Student thesis: Doctoral thesis

Abstract

The COVID-19 pandemic has fundamentally reshaped the landscape of public health, exposing critical vulnerabilities in disease surveillance, response systems, and the social structure of urban environments. This study presents a comprehensive, three-year, multi-country analysis of SARS-CoV-2 genomes derived from wastewater, spanning March 2020 to May 2023. In parallel, the study explores the evolutionary trajectory and public health implications of SARS-CoV-2 variants in Hong Kong from January 2020 to December 2023. Through high-throughput sequence data and advanced bioinformatics, the research identifies key lineages and mutations of circulating variants, with a particular focus on those affecting viral entry and transmission dynamics. Molecular simulations further elucidate the functional significance of these mutations, providing mechanistic insights into how changes in the spike protein may alter interactions with the human ACE2 receptor and influence transmission. Recognizing that the pandemic’s impact is shaped not only by viral evolution but also by social and environmental factors, this study integrates multiple data streams, including genomic, clinical, demographic, and socioeconomic data, to quantify the risk determinants of infectious disease spread.
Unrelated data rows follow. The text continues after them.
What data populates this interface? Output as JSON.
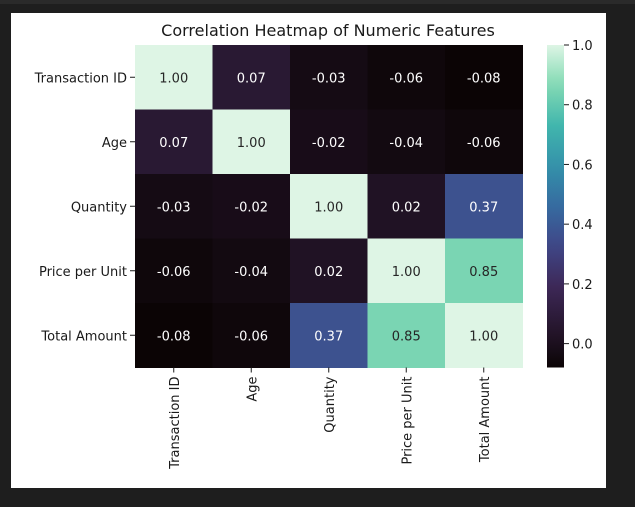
{
  "chart_data": {
    "type": "heatmap",
    "title": "Correlation Heatmap of Numeric Features",
    "xlabel": "",
    "ylabel": "",
    "row_labels": [
      "Transaction ID",
      "Age",
      "Quantity",
      "Price per Unit",
      "Total Amount"
    ],
    "col_labels": [
      "Transaction ID",
      "Age",
      "Quantity",
      "Price per Unit",
      "Total Amount"
    ],
    "values": [
      [
        1.0,
        0.07,
        -0.03,
        -0.06,
        -0.08
      ],
      [
        0.07,
        1.0,
        -0.02,
        -0.04,
        -0.06
      ],
      [
        -0.03,
        -0.02,
        1.0,
        0.02,
        0.37
      ],
      [
        -0.06,
        -0.04,
        0.02,
        1.0,
        0.85
      ],
      [
        -0.08,
        -0.06,
        0.37,
        0.85,
        1.0
      ]
    ],
    "annotation_format": "0.00",
    "colormap": "mako",
    "colorbar": {
      "vmin": -0.08,
      "vmax": 1.0,
      "ticks": [
        0.0,
        0.2,
        0.4,
        0.6,
        0.8,
        1.0
      ],
      "tick_labels": [
        "0.0",
        "0.2",
        "0.4",
        "0.6",
        "0.8",
        "1.0"
      ]
    }
  }
}
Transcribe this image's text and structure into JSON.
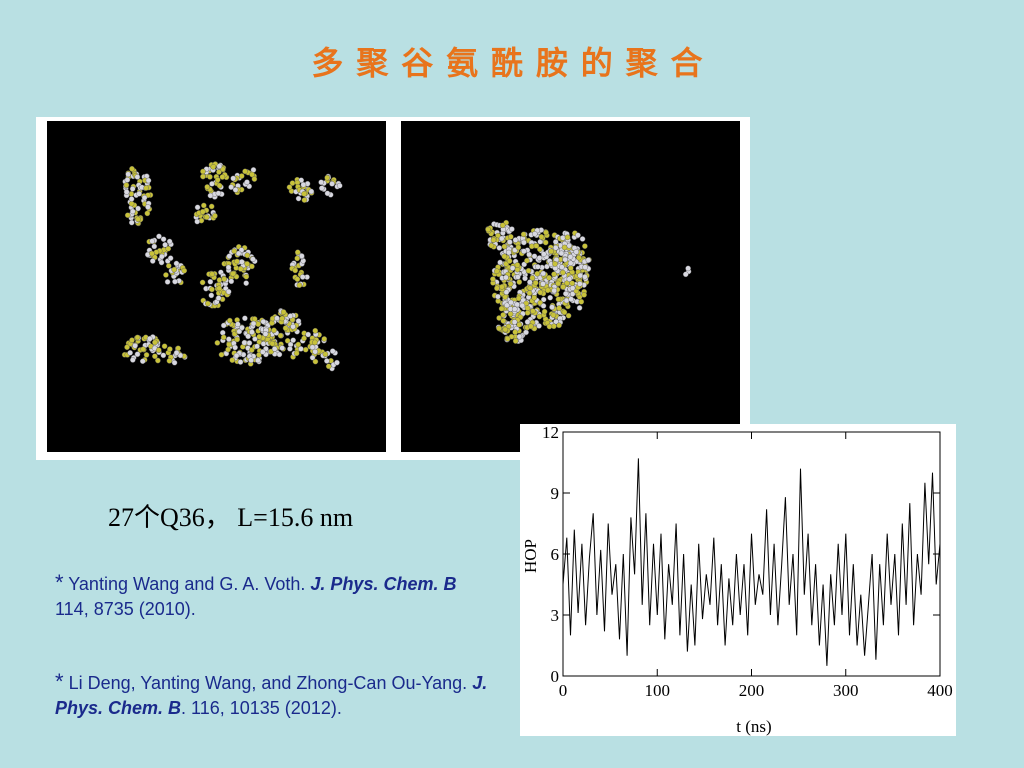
{
  "title": "多 聚 谷 氨 酰 胺 的 聚 合",
  "caption": "27个Q36， L=15.6 nm",
  "references": [
    {
      "bullet": "*",
      "authors": "Yanting Wang and G. A. Voth.",
      "journal": "J. Phys. Chem. B",
      "citation": "114, 8735 (2010)."
    },
    {
      "bullet": "*",
      "authors": "Li Deng, Yanting Wang, and Zhong-Can Ou-Yang.",
      "journal": "J. Phys. Chem. B",
      "citation": ". 116, 10135 (2012)."
    }
  ],
  "chart_data": {
    "type": "line",
    "xlabel": "t (ns)",
    "ylabel": "HOP",
    "color": "#000000",
    "xlim": [
      0,
      400
    ],
    "ylim": [
      0,
      12
    ],
    "xticks": [
      0,
      100,
      200,
      300,
      400
    ],
    "yticks": [
      0,
      3,
      6,
      9,
      12
    ],
    "x": [
      0,
      4,
      8,
      12,
      16,
      20,
      24,
      28,
      32,
      36,
      40,
      44,
      48,
      52,
      56,
      60,
      64,
      68,
      72,
      76,
      80,
      84,
      88,
      92,
      96,
      100,
      104,
      108,
      112,
      116,
      120,
      124,
      128,
      132,
      136,
      140,
      144,
      148,
      152,
      156,
      160,
      164,
      168,
      172,
      176,
      180,
      184,
      188,
      192,
      196,
      200,
      204,
      208,
      212,
      216,
      220,
      224,
      228,
      232,
      236,
      240,
      244,
      248,
      252,
      256,
      260,
      264,
      268,
      272,
      276,
      280,
      284,
      288,
      292,
      296,
      300,
      304,
      308,
      312,
      316,
      320,
      324,
      328,
      332,
      336,
      340,
      344,
      348,
      352,
      356,
      360,
      364,
      368,
      372,
      376,
      380,
      384,
      388,
      392,
      396,
      400
    ],
    "values": [
      4.5,
      6.8,
      2.0,
      7.2,
      3.1,
      6.5,
      2.5,
      5.8,
      8.0,
      3.0,
      6.2,
      2.2,
      7.5,
      4.0,
      5.5,
      1.8,
      6.0,
      1.0,
      7.8,
      5.0,
      10.7,
      3.5,
      8.0,
      2.5,
      6.5,
      3.0,
      7.0,
      1.8,
      5.5,
      3.5,
      7.5,
      2.0,
      6.0,
      1.2,
      4.5,
      1.5,
      6.5,
      2.8,
      5.0,
      3.5,
      6.8,
      2.5,
      5.5,
      1.5,
      4.8,
      2.5,
      6.0,
      3.0,
      5.5,
      2.0,
      7.0,
      3.5,
      5.0,
      4.0,
      8.2,
      3.0,
      6.5,
      2.5,
      5.5,
      8.8,
      3.5,
      6.0,
      2.0,
      10.2,
      4.0,
      7.0,
      2.5,
      5.5,
      1.5,
      4.5,
      0.5,
      5.0,
      2.5,
      6.5,
      3.0,
      7.0,
      2.0,
      5.5,
      1.5,
      4.0,
      1.0,
      3.5,
      6.0,
      0.8,
      5.5,
      2.5,
      7.0,
      3.5,
      6.0,
      2.0,
      7.5,
      3.5,
      8.5,
      2.5,
      6.0,
      4.0,
      9.5,
      5.5,
      10.0,
      4.5,
      6.5
    ]
  }
}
Special attention is given to the unique context of Hong Kong’s public housing estates, where household-level factors and socioeconomic disparities have contributed to health inequities and shaped transmission patterns. The ultimate goal of this study is the development of a robust predictive model that integrates these diverse data streams to forecast hotspots, assess the effectiveness of control measures, and inform targeted public health strategies. By bridging molecular virology, epidemiology, and social science, this study not only advances our understanding of SARS-CoV-2 but also provides actionable insights for mitigating health disparities and strengthening pandemic preparedness in urban settings.

Date of Award2025
Original languageEnglish
Awarding Institution
  • The Hong Kong University of Science and Technology
SupervisorKing Lun YEUNG (Supervisor)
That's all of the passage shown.